Many are familiar with what some call “the black flags of jihad” flown by Islamic extremists from Jabhat al-Nusra to Al Qaeda.  The flags vary in appearance, but most share a similar theme: they typically have white writing on a black flag, and depict the shehada, or profession of faith that there is no god but god, and Muhammad is his messenger.

After such flags were seen flying in New York City during recent the Muslim Day Parade, Glenn Beck invited TheBlaze’s national security advisor Buck Sexton to explain the historic and symbolic significance of the flags.

“The black banner, also known as the ‘black flags of Khurasan,’ this is something that stretches back into the earliest days of Islam,” Sexton began.  “It references a ‘rising up,’ if you will, of a Muslim army from a region called Khurasan, and they will have black banners.”

Sexton pointed to the map below as the rough modern boundaries of Khurasan:

Buck Sexton Discusses History of the Black Flags of Jihad on The Glenn Beck Program

(Photo: TheBlaze TV)

Sexton proceed to highlight two passages in the Hadith that are often cited as the inspiration for the flags.

The first is: “The black flags will come from the East, led by mighty men, with long hair and beards.  Their surnames are taken from the names of their home towns and their first names are from a ‘Kunya.’”
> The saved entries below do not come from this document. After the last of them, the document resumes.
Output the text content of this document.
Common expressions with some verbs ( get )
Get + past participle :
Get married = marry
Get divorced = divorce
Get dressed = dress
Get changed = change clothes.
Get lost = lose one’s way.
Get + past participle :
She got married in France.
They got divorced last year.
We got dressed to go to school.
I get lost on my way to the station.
The second states: “Messenger of Allah said: If you see the Black Banners coming from Khurasan go to them immediately, even if you must crawl over ice, because indeed amongst them is the Caliph, Al Mahdi.”
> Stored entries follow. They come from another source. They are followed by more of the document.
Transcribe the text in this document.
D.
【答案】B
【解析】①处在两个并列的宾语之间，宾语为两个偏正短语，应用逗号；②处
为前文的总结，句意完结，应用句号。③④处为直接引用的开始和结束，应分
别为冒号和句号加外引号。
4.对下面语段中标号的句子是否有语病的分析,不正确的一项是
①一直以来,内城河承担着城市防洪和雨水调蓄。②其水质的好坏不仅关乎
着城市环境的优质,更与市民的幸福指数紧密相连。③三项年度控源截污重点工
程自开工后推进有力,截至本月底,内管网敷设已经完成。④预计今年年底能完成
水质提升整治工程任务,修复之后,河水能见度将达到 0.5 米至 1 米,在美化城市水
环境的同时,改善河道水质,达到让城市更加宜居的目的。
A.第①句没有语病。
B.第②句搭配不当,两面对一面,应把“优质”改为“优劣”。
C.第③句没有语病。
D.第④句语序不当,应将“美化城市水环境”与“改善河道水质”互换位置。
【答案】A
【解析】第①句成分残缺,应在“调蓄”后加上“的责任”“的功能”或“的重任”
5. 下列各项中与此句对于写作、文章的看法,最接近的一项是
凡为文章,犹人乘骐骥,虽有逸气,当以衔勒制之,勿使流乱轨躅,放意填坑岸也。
Sexton said “Al Mahdi” is a reference to Islamic “end times” theology.

But are the black flags something that have been seen throughout history, Beck asked?  He noted that just because somebody has an American flag, that doesn’t necessarily mean they stand for the U.S. Constitution.  If a Muslim who speaks Arabic holds such a black flag, are they aware of the historical significance?

“It’s popping up more now because jihadists are on the march in a number of places,” Sexton responded.  “When the Umayyads were fighting, they were flying black flags, and that goes back to the earliest days of Islam.”

But the flags we’re seeing now, he added, are “contemporary black flags.”  Sexton proceeded to show pictures of the flags flying in Syria, Tunisia, Libya, Egypt, Iraq, and more.

“If that’s not scary enough with the end times…this is the one that actually hits the most home for me,” Sexton said, showing a picture of a man kneeling in front of a group of armed men, all in front of the black flag.   “This is the beginning of a beheading video.”

Buck Sexton Discusses History of the Black Flags of Jihad on The Glenn Beck Program

(Photo via TheBlaze TV)

That’s what that flag stands for,” Sexton said unequivocally.  “It’s not a ‘resistance symbol.’”

And while no one is saying it’s illegal to wave such a flag, TheBlaze’s national security adviser said “we should at least be willing to call it what it is.”

“If this flag is being used as the backdrop for beheading videos, it’s not because the jihadists are confused,” he said.  “In fact, it’s because we refuse to accept who the enemy is.”

Sexton ended on a chilling note, saying that while you and I may not “buy in” to the verses, that doesn’t mean the extremists don’t.

“The people that are trying to take over countries like Egypt, and Syria, and Tunisia, and Libya, they absolutely buy into it. They know these Hadiths by heart,” he said.  “Some Sunni jurists will say, ‘Oh no, those aren’t good Hadiths.’  But guess what? Bin Laden — who signed his first declaration of war against the United States from Khurasan, Afghanistan — he knew that Hadith, and he knew about it enough to tell all of his followers.”

“They believe this,” Sexton concluded.  “They believe they are fulfilling prophecy.”